为了说明zip与范围方法的相对资源强度,取数组a和b,每个数组的长度为n = 5_000。
Here's the best case, where a[0] < b[0] is false:
这是最好的情况,其中[0]
user system total real
zip: 0.350000 0.000000 0.350000 ( 0.351115)
range: 0.000000 0.000000 0.000000 ( 0.000509)
and the worst, where only a[n-1] > b[n-1] is false:
最糟糕的是,只有[n-1]> b [n-1]是假的:
user system total real
zip: 0.760000 0.000000 0.760000 ( 0.752424)
range: 0.420000 0.000000 0.420000 ( 0.421132)
[这是基准脚本]
zip creates a new array out of the two (or more) you pass into it, which gets expensive for large n.
zip会在您传入的两个(或更多)中创建一个新数组,这对于大n来说会很昂贵。
That said, the zip approach is easier to read and more idiomatic Ruby, so if scaling isn't a concern I would use that one.
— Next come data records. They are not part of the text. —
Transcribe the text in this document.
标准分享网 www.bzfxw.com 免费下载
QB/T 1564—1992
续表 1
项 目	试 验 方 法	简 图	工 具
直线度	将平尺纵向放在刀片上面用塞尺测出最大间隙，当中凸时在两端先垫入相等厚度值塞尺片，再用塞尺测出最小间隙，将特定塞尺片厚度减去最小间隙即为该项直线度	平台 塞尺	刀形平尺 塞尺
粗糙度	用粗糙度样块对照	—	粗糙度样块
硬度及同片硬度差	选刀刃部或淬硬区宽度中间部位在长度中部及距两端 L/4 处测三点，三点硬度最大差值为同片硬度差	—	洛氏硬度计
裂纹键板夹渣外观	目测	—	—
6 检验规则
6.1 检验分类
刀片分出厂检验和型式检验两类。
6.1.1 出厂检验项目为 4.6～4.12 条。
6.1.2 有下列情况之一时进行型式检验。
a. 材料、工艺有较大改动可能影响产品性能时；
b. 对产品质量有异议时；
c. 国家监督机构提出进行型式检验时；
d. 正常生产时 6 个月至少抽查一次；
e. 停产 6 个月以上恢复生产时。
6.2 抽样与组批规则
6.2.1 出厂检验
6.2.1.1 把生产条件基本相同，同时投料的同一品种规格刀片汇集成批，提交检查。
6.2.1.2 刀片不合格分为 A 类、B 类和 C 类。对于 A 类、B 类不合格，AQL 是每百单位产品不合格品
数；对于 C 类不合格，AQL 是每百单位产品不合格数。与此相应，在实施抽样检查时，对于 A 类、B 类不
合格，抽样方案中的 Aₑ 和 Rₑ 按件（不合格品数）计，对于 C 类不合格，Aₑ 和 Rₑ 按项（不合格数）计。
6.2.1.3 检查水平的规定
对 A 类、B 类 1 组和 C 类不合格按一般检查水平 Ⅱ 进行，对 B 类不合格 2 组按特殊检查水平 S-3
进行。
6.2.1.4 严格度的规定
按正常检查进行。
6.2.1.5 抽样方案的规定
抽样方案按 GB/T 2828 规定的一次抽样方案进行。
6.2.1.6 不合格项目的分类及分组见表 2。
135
也就是说,zip方法更容易阅读和更惯用的Ruby,所以如果缩放不是一个问题我会使用那个。
#1
8
This is what I would do:
这就是我要做的:
a.zip(b).all? { |a, b| a > b }
Note though that zip will truncate in case the two arrays are not of the same size.
请注意,如果两个数组的大小不同,则zip会截断。
#2
5
If it's safe to assume both arrays are of the same size, here's a method that'll keep memory usage and running time to a minimum:
如果可以安全地假设两个阵列的大小相同,那么这是一种将内存使用和运行时间降至最低的方法:
(0...a.length).all?{ |i| a[i] > b[i] }
#=> true
while also being extendable to an arbitrary number of arrays:
同时也可以扩展到任意数量的数组:
(0...a.length).all?{ |i| a[i] > [b[i], c[i], d[i]].max }
To illustrate the relative resource-intensity of the zip versus the range approach, take arrays a and b, each with length n = 5_000.
为了说明zip与范围方法的相对资源强度,取数组a和b,每个数组的长度为n = 5_000。
Here's the best case, where a[0] < b[0] is false:
这是最好的情况,其中[0]
user system total real
zip: 0.350000 0.000000 0.350000 ( 0.351115)
range: 0.000000 0.000000 0.000000 ( 0.000509)
and the worst, where only a[n-1] > b[n-1] is false:
最糟糕的是,只有[n-1]> b [n-1]是假的:
user system total real
zip: 0.760000 0.000000 0.760000 ( 0.752424)
range: 0.420000 0.000000 0.420000 ( 0.421132)
[这是基准脚本]
zip creates a new array out of the two (or more) you pass into it, which gets expensive for large n.
zip会在您传入的两个(或更多)中创建一个新数组,这对于大n来说会很昂贵。
That said, the zip approach is easier to read and more idiomatic Ruby, so if scaling isn't a concern I would use that one.
也就是说,zip方法更容易阅读和更惯用的Ruby,所以如果缩放不是一个问题我会使用那个。